Formula used: We use the following formulas here,
\[\ln a - \ln b = \ln \dfrac{a}{b}\]
\[\int {\dfrac{1}{x}dx = \ln x + c} \]
\[({a^2} - {b^2}) = (a + b)(a - b)\]

Complete step-by-step solution:
We are given to integrate\[\int {\dfrac{1}{{({a^2} - {x^2})}}} dx\].
We know that \[({a^2} - {b^2}) = (a + b)(a - b)\]. Using this formula, we write the function \[\dfrac{1}{{({a^2} - {x^2})}}\] as,
\[\dfrac{1}{{({a^2} - {x^2})}} = \dfrac{1}{{(a + x)(a - x)}}\]
We multiply and divide the numerator and denominator by \[2a\].
\[ \Rightarrow \dfrac{1}{{({a^2} - {x^2})}} = \dfrac{{2a}}{{2a}} \cdot \dfrac{1}{{(a + x)(a - x)}}\]
We now add and subtract \[x\] on the numerator as,
\[ \Rightarrow \dfrac{1}{{({a^2} - {x^2})}} = \dfrac{{2a}}{{2a}} \cdot \dfrac{{x - x}}{{(a + x)(a - x)}}\]
We will now rearrange this function,
\[ \Rightarrow \dfrac{1}{{({a^2} - {x^2})}} = \dfrac{{(a + x) + (a - x)}}{{2a(a + x)(a - x)}}\]
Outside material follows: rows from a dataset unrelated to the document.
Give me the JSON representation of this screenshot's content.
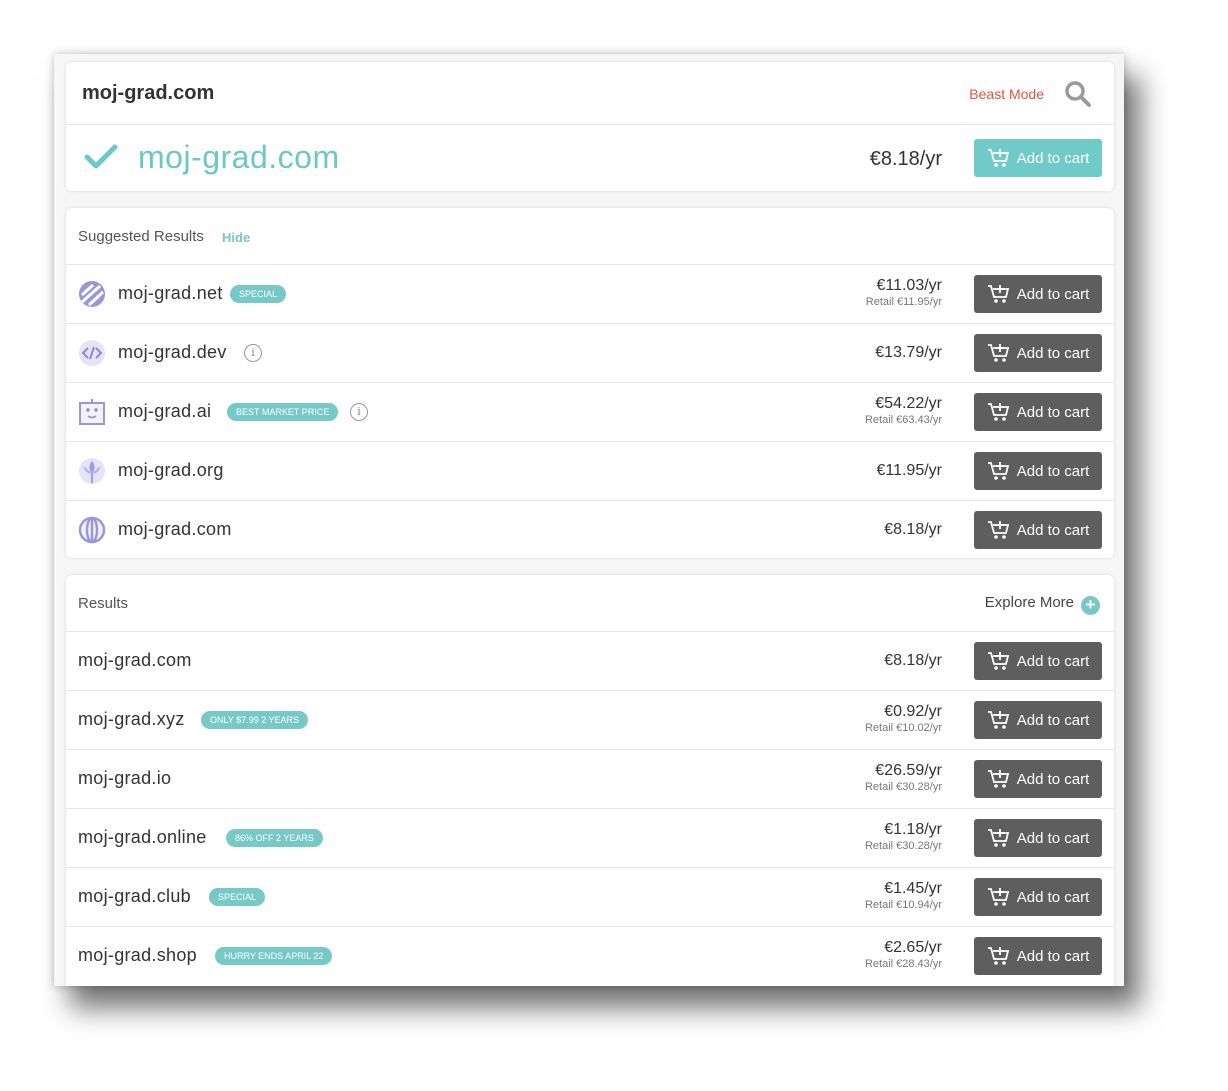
{
  "search": {
    "query": "moj-grad.com",
    "beast_mode": "Beast Mode",
    "exact": {
      "domain": "moj-grad.com",
      "price": "€8.18/yr",
      "button": "Add to cart"
    }
  },
  "suggested": {
    "title": "Suggested Results",
    "hide": "Hide",
    "items": [
      {
        "domain": "moj-grad.net",
        "icon": "net-icon",
        "badge": "SPECIAL",
        "price": "€11.03/yr",
        "retail": "Retail €11.95/yr",
        "button": "Add to cart"
      },
      {
        "domain": "moj-grad.dev",
        "icon": "code-icon",
        "badge": "",
        "info": "i",
        "price": "€13.79/yr",
        "retail": "",
        "button": "Add to cart"
      },
      {
        "domain": "moj-grad.ai",
        "icon": "robot-icon",
        "badge": "BEST MARKET PRICE",
        "info": "i",
        "price": "€54.22/yr",
        "retail": "Retail €63.43/yr",
        "button": "Add to cart"
      },
      {
        "domain": "moj-grad.org",
        "icon": "lotus-icon",
        "badge": "",
        "price": "€11.95/yr",
        "retail": "",
        "button": "Add to cart"
      },
      {
        "domain": "moj-grad.com",
        "icon": "globe-icon",
        "badge": "",
        "price": "€8.18/yr",
        "retail": "",
        "button": "Add to cart"
      }
    ]
  },
  "results": {
    "title": "Results",
    "explore": "Explore More",
    "items": [
      {
        "domain": "moj-grad.com",
        "badge": "",
        "price": "€8.18/yr",
        "retail": "",
        "button": "Add to cart"
      },
      {
        "domain": "moj-grad.xyz",
        "badge": "ONLY $7.99 2 YEARS",
        "price": "€0.92/yr",
        "retail": "Retail €10.02/yr",
        "button": "Add to cart"
      },
      {
        "domain": "moj-grad.io",
        "badge": "",
        "price": "€26.59/yr",
        "retail": "Retail €30.28/yr",
        "button": "Add to cart"
      },
      {
        "domain": "moj-grad.online",
        "badge": "86% OFF 2 YEARS",
        "price": "€1.18/yr",
        "retail": "Retail €30.28/yr",
        "button": "Add to cart"
      },
      {
        "domain": "moj-grad.club",
        "badge": "SPECIAL",
        "price": "€1.45/yr",
        "retail": "Retail €10.94/yr",
        "button": "Add to cart"
      },
      {
        "domain": "moj-grad.shop",
        "badge": "HURRY ENDS APRIL 22",
        "price": "€2.65/yr",
        "retail": "Retail €28.43/yr",
        "button": "Add to cart"
      }
    ]
  },
  "colors": {
    "accent": "#6fcac8",
    "beast": "#e05440",
    "button": "#5e5e5e",
    "icon": "#9b95d9"
  }
}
We will use this step in the integration. We replace \[\dfrac{1}{{({a^2} - {x^2})}}\] with RHS of above step as,
\[\int {\dfrac{1}{{({a^2} - {x^2})}}} dx = \dfrac{1}{{2a}}\int {\dfrac{{(a + x) + (a - x)}}{{(a + x)(a - x)}}dx} \]
On simplifying further,
\[
   \Rightarrow \int {\dfrac{1}{{({a^2} - {x^2})}}} dx = \dfrac{1}{{2a}}\int {\left( {\dfrac{{a + x}}{{(a + x)(a - x)}}} \right)dx + \dfrac{1}{{2a}}\int {\left( {\dfrac{{a - x}}{{(a + x)(a - x)}}} \right)dx} } \\
   \Rightarrow \int {\dfrac{1}{{({a^2} - {x^2})}}} dx = \dfrac{1}{{2a}}\int {\left( {\dfrac{1}{{(a - x)}}} \right)dx + \dfrac{1}{{2a}}\int {\left( {\dfrac{1}{{(a + x)}}} \right)dx} } \\
\]
We know that \[\int {\dfrac{1}{x}dx = \ln x + c} \], using this above we get,
\[ \Rightarrow \int {\dfrac{1}{{({a^2} - {x^2})}}} dx = \dfrac{1}{{2a}}\left( { - \ln (a - x)} \right) + \dfrac{1}{{2a}}\left( {\ln \left( {a + x} \right)} \right)\]
Since, \[a > x\] we can safely put the value \[a - x\] in log function as \[a - x > 0\].
\[ \Rightarrow \int {\dfrac{1}{{({a^2} - {x^2})}}} dx = \dfrac{1}{{2a}}\left[ {\ln \left( {a + x} \right) - \ln (a - x)} \right]\]
As we know that \[\ln a - \ln b = \ln \dfrac{a}{b}\], we move ahead as,
\[ \Rightarrow \int {\dfrac{1}{{({a^2} - {x^2})}}} dx = \dfrac{1}{{2a}}\left[ {\ln \left( {\dfrac{{a + x}}{{a - x}}} \right)} \right]\]
Hence we have got the value of the given integration as \[\dfrac{1}{{2a}}\left[ {\ln \left( {\dfrac{{a + x}}{{a - x}}} \right)} \right]\].

Note: This is to note that we could have also done this integration by the method of partial fraction. But that method is a bit longer. Moreover, if you are not able to find the suitable modifications on the function you can always use a partial fraction method in such types of questions. In partial fraction, we will write the integration as,
\[\int {\dfrac{1}{{({a^2} - {x^2})}}} dx = \int {\left[ {\dfrac{A}{{a + x}} + \dfrac{B}{{a - x}}} \right]dx} \]
We then find the value of \[A\] and \[B\] and then solve ahead.